The diagram shows the velocity-time graph for two masses $R$ and $S$ that collided head on elastically. Which of the following statements is true?

• A. $R$ and $S$ moved in the same direction after the collision.
• B. The mass of $R$ was greater than mass of $S$
• C. Both options $\left(a\right)$ and $\left(b\right)$ are correct.
• D. Mass of $S$ is greater than mass of $R$.

Answer 1

The correct option is C Both options $\left(a\right)$ and $\left(b\right)$ are correct.

From the velocity ($v$) vs time ($t$) graph, mass $R$ is having initial velocity $u_1=0.8\text{m/s}$ and mass $S$ is having initial velocity $v_1=0\text{m/s}$ just before collision.

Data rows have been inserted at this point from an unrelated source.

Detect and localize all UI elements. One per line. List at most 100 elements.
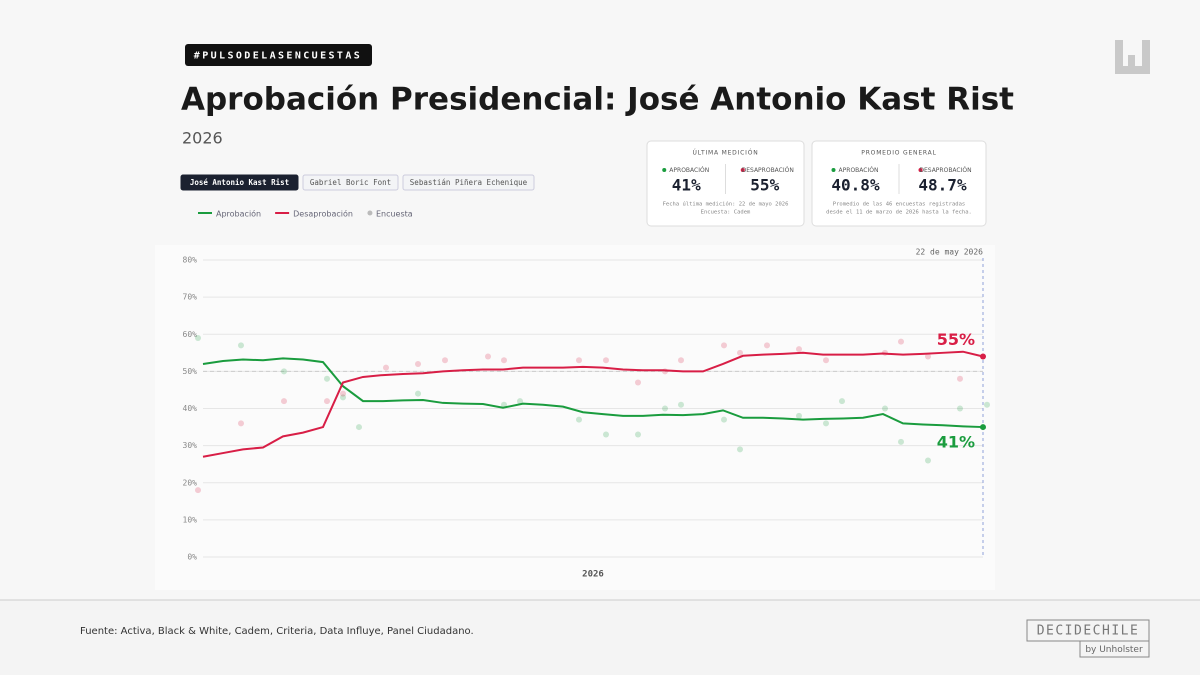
tab[interactable] <box>302 174 399 191</box>
survey-point <box>737 446 743 453</box>
footer-bg <box>0 601 1200 675</box>
survey-point <box>485 353 491 360</box>
survey-point <box>635 379 641 386</box>
survey-point <box>898 338 904 345</box>
survey-point <box>984 401 990 408</box>
survey-point <box>796 412 802 419</box>
tab-label[interactable]: Gabriel Boric Font <box>310 178 391 187</box>
tab-label[interactable]: Sebastián Piñera Echenique <box>410 178 528 187</box>
stat-note: Fecha última medición: 22 de mayo 2026 <box>663 201 789 208</box>
legend-label: Aprobación <box>216 209 261 219</box>
survey-point <box>635 431 641 438</box>
stat-dot <box>831 168 836 172</box>
y-tick-label: 50% <box>183 367 198 376</box>
y-tick-label: 40% <box>183 404 198 413</box>
stat-label: APROBACIÓN <box>669 167 709 174</box>
survey-point <box>415 390 421 397</box>
survey-point <box>195 334 201 341</box>
tab[interactable] <box>402 174 535 191</box>
survey-point <box>238 342 244 349</box>
title: Aprobación Presidencial: José Antonio Ka… <box>181 82 1014 118</box>
survey-point <box>839 398 845 405</box>
survey-point <box>340 394 346 401</box>
survey-point <box>383 364 389 371</box>
byline: by Unholster <box>1085 645 1143 655</box>
survey-point <box>721 416 727 423</box>
stat-dot <box>740 168 745 172</box>
legend-label: Desaprobación <box>293 209 353 219</box>
survey-point <box>737 349 743 356</box>
y-tick-label: 0% <box>187 553 197 562</box>
survey-point <box>356 424 362 431</box>
stat-value: 41% <box>672 176 701 195</box>
y-tick-label: 20% <box>183 478 198 487</box>
survey-point <box>721 342 727 349</box>
stat-note: Promedio de las 46 encuestas registradas <box>833 202 965 208</box>
y-tick-label: 80% <box>183 256 198 265</box>
y-tick-label: 60% <box>183 330 198 339</box>
byline-box <box>1079 640 1150 658</box>
end-label: 41% <box>937 433 975 452</box>
survey-point <box>796 346 802 353</box>
stat-value: 40.8% <box>831 176 880 195</box>
stat-label: DESAPROBACIÓN <box>742 167 794 174</box>
survey-point <box>678 401 684 408</box>
survey-point <box>324 375 330 382</box>
survey-point <box>957 405 963 412</box>
legend-label: Encuesta <box>376 210 413 219</box>
y-tick-label: 10% <box>183 515 198 524</box>
survey-point <box>324 398 330 405</box>
subtitle: 2026 <box>182 129 223 148</box>
survey-point <box>415 360 421 367</box>
stat-dot <box>662 168 667 172</box>
stat-note: Encuesta: Cadem <box>701 210 751 216</box>
y-tick-label: 70% <box>183 293 198 302</box>
end-point <box>980 353 986 360</box>
survey-point <box>823 357 829 364</box>
survey-point <box>442 357 448 364</box>
survey-point <box>238 420 244 427</box>
survey-point <box>957 375 963 382</box>
survey-point <box>678 357 684 364</box>
survey-point <box>882 405 888 412</box>
tab-label[interactable]: José Antonio Kast Rist <box>190 178 289 187</box>
stat-dot <box>918 168 923 172</box>
end-label: 55% <box>937 330 975 349</box>
survey-point <box>603 357 609 364</box>
stat-label: APROBACIÓN <box>839 167 879 174</box>
legend-swatch <box>367 210 373 216</box>
survey-point <box>195 487 201 494</box>
end-date: 22 de may 2026 <box>916 248 984 257</box>
source: Fuente: Activa, Black & White, Cadem, Cr… <box>80 626 474 637</box>
survey-point <box>576 416 582 423</box>
x-axis-label: 2026 <box>582 570 604 580</box>
survey-point <box>764 342 770 349</box>
survey-point <box>925 457 931 464</box>
stat-value: 55% <box>750 176 779 195</box>
survey-point <box>603 431 609 438</box>
stat-note: desde el 11 de marzo de 2026 hasta la fe… <box>826 210 972 216</box>
y-tick-label: 30% <box>183 441 198 450</box>
survey-point <box>576 357 582 364</box>
stat-title: ÚLTIMA MEDICIÓN <box>692 150 758 157</box>
stat-title: PROMEDIO GENERAL <box>861 150 936 157</box>
survey-point <box>898 438 904 445</box>
survey-point <box>823 420 829 427</box>
survey-point <box>340 390 346 397</box>
stat-label: DESAPROBACIÓN <box>919 167 971 174</box>
tag-box <box>185 44 372 66</box>
series-line <box>202 357 984 429</box>
tag: #PULSODELASENCUESTAS <box>194 51 362 62</box>
end-point <box>980 424 986 431</box>
series-line <box>202 350 984 458</box>
tab[interactable] <box>180 174 299 191</box>
survey-point <box>501 357 507 364</box>
survey-point <box>925 353 931 360</box>
stat-value: 48.7% <box>918 176 967 195</box>
survey-point <box>281 398 287 405</box>
logo <box>1115 40 1150 74</box>
survey-point <box>517 398 523 405</box>
survey-point <box>662 405 668 412</box>
survey-point <box>281 368 287 375</box>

$\Rightarrow$After the collision velocity of mass $R$ becomes $u_2=0.2\text{m/s}$ and velocity of mass $S$ is $v_2=1\text{m/s}$
$\because$From the graph, the velocity of masses just before and after the collision are positive, hence masses are moving in the same direction before and after the collision.

$\Rightarrow$Applying conservation linear momentum on the system of $R\&S$ since net $F_{\text{ext}}=0$ on system.
$m_R{u}_1+m_S{v}_1=m_R{u}_2+m_S{v}_2$
$\Rightarrow m_R\times 0.8+m_S\times 0=m_R\times 0.2+m_S\times 1$
Or, $0.8m_R-0.2m_R=m_S$
Or, $\frac{m_R}{m_S}=\frac{5}{3}$
$\therefore m_R\ge m_S$
Hence, mass of $R$ is greater than $S$